Document Type

Thesis

Publication details

Ye, L 2011, 'Growth, crown architecture and wood properties and their responses to thinning in Corymbia citriodora subsp. variegata and Eucalyptus dunnii plantations', MSc thesis, Southern Cross University, Lismore, NSW.

Copyright L Ye 2011

Abstract

Corymbia citriodora subsp. variegata (CCV) Eucalyptus dunnii are two of the main species planted for commercial plantations in subtropical eastern Australia. These plantations are targeted at pulp production but interest in solid-wood is increasing. However, the two species have only been widely planted since the mid-1990s, and the characteristics of CCV and E. dunnii planted for solid-wood products are not well known, particularly for the more recently planted CCV species. In this study, growth traits and three non-destructive wood properties of acoustic velocity, growth strain and pilodyn penetration were assessed for 9.5 year old CCV and E. dunnii. The results indicated that CCV and E. dunnii were of similar tree size and can be sufficiently large to make the plantations economically viable in a few years. Compared with E. dunnii, CCV had higher acoustic velocity (stiffer wood) but lower levels of growth strain and pilodyn penetration (indicating denser wood). This suggests that CCV could be a good commercial species for eucalypt plantations managed for solid wood products.

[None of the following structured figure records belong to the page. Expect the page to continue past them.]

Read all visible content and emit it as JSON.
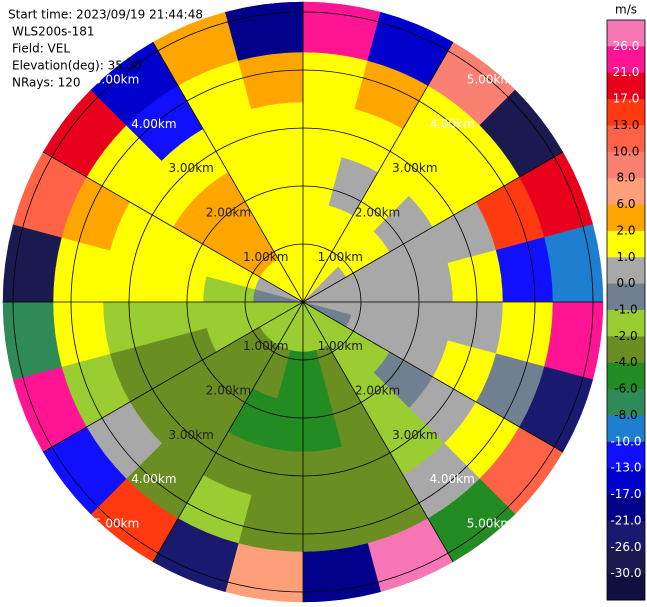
{
  "chart_data": {
    "type": "ppi",
    "annotations": [
      "Start time: 2023/09/19 21:44:48",
      "WLS200s-181",
      "Field: VEL",
      "Elevation(deg): 35.30",
      "NRays: 120"
    ],
    "rticks": [
      {
        "value": 1,
        "label": "1.00km"
      },
      {
        "value": 2,
        "label": "2.00km"
      },
      {
        "value": 3,
        "label": "3.00km"
      },
      {
        "value": 4,
        "label": "4.00km"
      },
      {
        "value": 5,
        "label": "5.00km"
      }
    ],
    "colorbar": {
      "label": "m/s",
      "ticks": [
        {
          "value": 26,
          "label": "26.0"
        },
        {
          "value": 21,
          "label": "21.0"
        },
        {
          "value": 17,
          "label": "17.0"
        },
        {
          "value": 13,
          "label": "13.0"
        },
        {
          "value": 10,
          "label": "10.0"
        },
        {
          "value": 8,
          "label": "8.0"
        },
        {
          "value": 6,
          "label": "6.0"
        },
        {
          "value": 2,
          "label": "2.0"
        },
        {
          "value": 1,
          "label": "1.0"
        },
        {
          "value": 0,
          "label": "0.0"
        },
        {
          "value": -1,
          "label": "-1.0"
        },
        {
          "value": -2,
          "label": "-2.0"
        },
        {
          "value": -4,
          "label": "-4.0"
        },
        {
          "value": -6,
          "label": "-6.0"
        },
        {
          "value": -8,
          "label": "-8.0"
        },
        {
          "value": -10,
          "label": "-10.0"
        },
        {
          "value": -13,
          "label": "-13.0"
        },
        {
          "value": -17,
          "label": "-17.0"
        },
        {
          "value": -21,
          "label": "-21.0"
        },
        {
          "value": -26,
          "label": "-26.0"
        },
        {
          "value": -30,
          "label": "-30.0"
        }
      ],
      "colors": [
        "#f776b6",
        "#ff1493",
        "#e8001c",
        "#ff3a10",
        "#ff6347",
        "#fa8072",
        "#ffa07a",
        "#ffa500",
        "#ffff00",
        "#a8a8a8",
        "#708090",
        "#9acd32",
        "#6b8e23",
        "#228b22",
        "#2e8b57",
        "#1e7fd0",
        "#1010ff",
        "#0000cd",
        "#00008b",
        "#191970",
        "#1a1a50",
        "#101040"
      ]
    },
    "field": [
      [
        1.5,
        1.5,
        1.5,
        0.5,
        0.5,
        0.5,
        0.5,
        -0.5,
        -1.5,
        -1.5,
        -1.5,
        -1.5,
        -1.5,
        -1.5,
        -1.5,
        -1.5,
        -1.5,
        -1.5,
        -0.5,
        0.5,
        1.5,
        1.5,
        1.5,
        1.5
      ],
      [
        1.5,
        1.5,
        1.5,
        1.5,
        0.5,
        0.5,
        0.5,
        0.5,
        -1.5,
        -1.5,
        -3,
        -5,
        -5,
        -3,
        -3,
        -3,
        -1.5,
        -1.5,
        -1.5,
        1.5,
        3,
        3,
        1.5,
        1.5
      ],
      [
        1.5,
        0.5,
        1.5,
        0.5,
        0.5,
        0.5,
        0.5,
        0.5,
        -0.5,
        -1.5,
        -3,
        -5,
        -5,
        -5,
        -3,
        -3,
        -3,
        -1.5,
        1.5,
        1.5,
        3,
        3,
        1.5,
        1.5
      ],
      [
        1.5,
        1.5,
        1.5,
        1.5,
        0.5,
        1.5,
        0.5,
        1.5,
        0.5,
        -1.5,
        -3,
        -3,
        -3,
        -3,
        -3,
        -3,
        -3,
        -1.5,
        1.5,
        1.5,
        1.5,
        1.5,
        1.5,
        1.5
      ],
      [
        1.5,
        3,
        1.5,
        1.5,
        14,
        -12,
        1.5,
        -0.5,
        1.5,
        0.5,
        -3,
        -3,
        -3,
        -1.5,
        -3,
        0.5,
        -1.5,
        1.5,
        1.5,
        3,
        1.5,
        -12,
        1.5,
        3
      ],
      [
        24,
        -15,
        9,
        -28,
        18,
        -9,
        23,
        -22,
        12,
        -5,
        27,
        -19,
        7,
        -24,
        15,
        -11,
        22,
        -7,
        -29,
        11,
        19,
        -14,
        5,
        -20
      ]
    ]
  }
}
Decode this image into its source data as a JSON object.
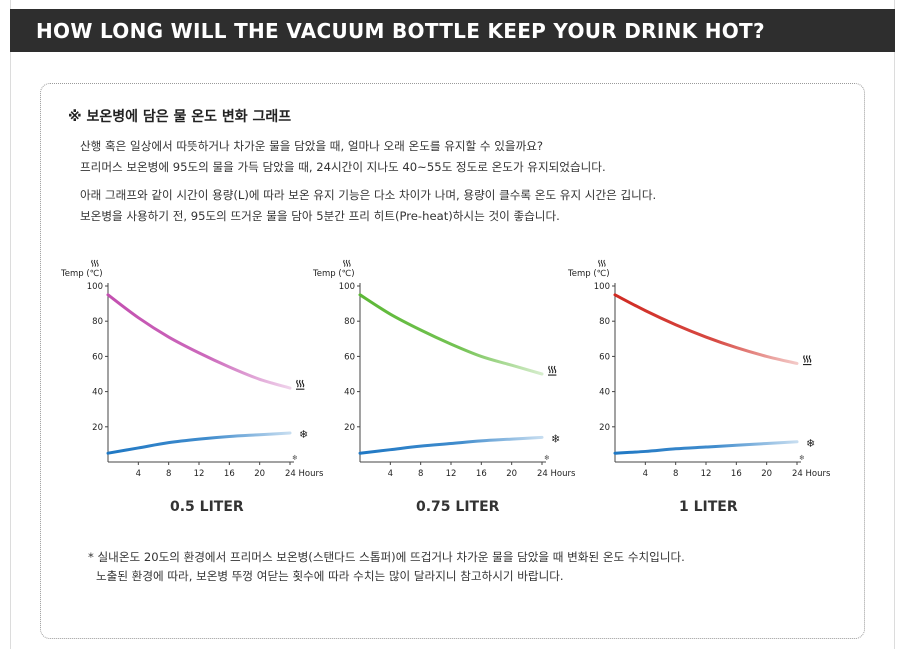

In the silvilcultural management of sawlog plantations thinning is often applied to assist with producing larger diameter logs in a shorter rotation. This study examined the unthinned control and two thinning intensities, including 300 stems/ha (SPH) and 600 SPH, implemented at an early age of 7.5 years in plantation-grown CCV and E. dunnii. Growth, crown traits and three non-destructive wood properties were assessed two years after thinning. Both growth and crown traits were influenced by thinning treatments in E. dunnii but only growth traits in CCV. These two species exhibited responses at different thinning intensities, with 300SPH responding for CCV and 600SPH for E. dunnii. Effects of thinning on the three wood properties were small. Furthermore, no strong relationships were observed between growth traits and wood properties. These results suggest that larger diameter trees can be produced through thinning in both CCV and E. dunnii plantations without any degrade in wood quality.

The three wood properties were assessed non-destructively on two opposite aspects of each stem. Variation around the stem for these measurements was inconsistent between species or thinning treatments. It is recommended to measure each wood trait on at least two aspects for the future assessments. On the other hand, the use of pilodyn penetration to determine basic density appears feasible for E. dunnii as the two variables had a strong and negative correlation.